Totalement déçu par l'écoute du dernier Disiz – Extra-Lucide – je me décide de me remettre à mon album préféré de notre cher monsieur La Peste. Son troisième disque, Histoires Extraordinaires d'un Jeune de Banlieue, relève le pari de s'imposer après deux albums déjà bien réussis. Certes, les deux avaient des défauts, mais ils possédaient surtout une certaine fraicheur. Même Jeu de Société, pourtant très mature, est loin du son, résolument maîtrisé des Histoires Extraordinaires. Plus qu'un cap de passé, Disiz la Peste montre qu'il sait faire le son qu'il faut. Il se connait, il connaît le rap, et peut donc offrir à son public un album qui est comme il doit être : simple et puissant. Il n'y a pas ici le concours de faire le disque du siècle, de prendre des risques ou quoique ce soit. Non, simplement chaque texte est réfléchi. On sent que Disiz n'a plus rien à prouver, et c'est justement pour ça que l'album est si bon, parce qu'il s'assume pleinement comme révélant tout le talent de ce rappeur.
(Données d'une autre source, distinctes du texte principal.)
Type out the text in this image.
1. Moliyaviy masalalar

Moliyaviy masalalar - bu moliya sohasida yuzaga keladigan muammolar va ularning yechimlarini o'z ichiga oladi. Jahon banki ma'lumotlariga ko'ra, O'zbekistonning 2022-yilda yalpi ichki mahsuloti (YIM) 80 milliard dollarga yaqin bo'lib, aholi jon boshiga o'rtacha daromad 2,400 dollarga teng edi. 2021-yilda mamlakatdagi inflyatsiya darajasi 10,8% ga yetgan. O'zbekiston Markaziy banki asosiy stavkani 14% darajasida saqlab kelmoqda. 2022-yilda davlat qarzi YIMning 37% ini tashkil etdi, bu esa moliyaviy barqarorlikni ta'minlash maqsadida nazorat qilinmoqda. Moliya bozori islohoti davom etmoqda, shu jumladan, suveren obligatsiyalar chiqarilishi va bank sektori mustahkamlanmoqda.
Pourtant, avec l'intro du disque, ce n'était pas bien parti. En effet, celle-ci est décomposé en deux parties distinctes, la première sombre et minimaliste, la seconde … heu … Ambiance boite de nuit ? Heureusement le message d'amour de Disiz à ces fans rattrape légèrement, même si ça sonne facile et que c'est pas très impressionnant. On est donc assez tendu, en se demandant « ho non, après la réussite de Jeu de Société, il va nous offrir un album naze ». Que neni, sous forme d'auto-biographie, Une Histoire Extraordinaire, le second morceau, raconte comment Disiz est devenu le grand rappeur que l'on connait. Pourtant, à aucun moment, il ne se laisse aller ni dans le misérabilisme ni dans l'égo-trip. L'exercice est complexe et particulièrement maîtrisé. Les paroles sonnent justes, ce qui est un vrai challenge vu le sujet initiale.
L'album possède ensuite la version Street Fabulous de L'Inspecteur Disiz. Single phare de l'album, ce titre raconte comment le rap gouverne la France en 2024. Ce titre est un message d'amour au Rap, aussi bien aux comparses de Disiz (Joey Starr en président de la République, MC Jean Gabin à l'opposition, Booba à l'intérieur, Diams à la culture) qu'au rap entant que tel, car Disiz, dans ce monde ne serait pas une star, mais un protecteur de la culture hip-hop. Il serait un flic qui coffrerait les faux rappeurs. Si le remix possède l'aide de Joey Starr, n'omettons pas la version originale, 15ème piste de l'album. Les deux versions sont forts sympathiques et représentent bien ce que Disiz peut faire de mieux : délirer tout en apportant un message assez sérieux (sur les faux rappeurs, que l'importance n'est pas le look mais le flow). Ce combat pour le rap game sera également présent lors de son retour avec la trilogie Lucide. Bref, ces deux morceaux sont sympas, et leurs différences sont assez fortes pour qu'on ait pas l'impression d'avoir un doublon. On en voudra même pas à Disiz dans ces choix de ministres, le but étant avant tout le fun et d'être compréhensible du grand public.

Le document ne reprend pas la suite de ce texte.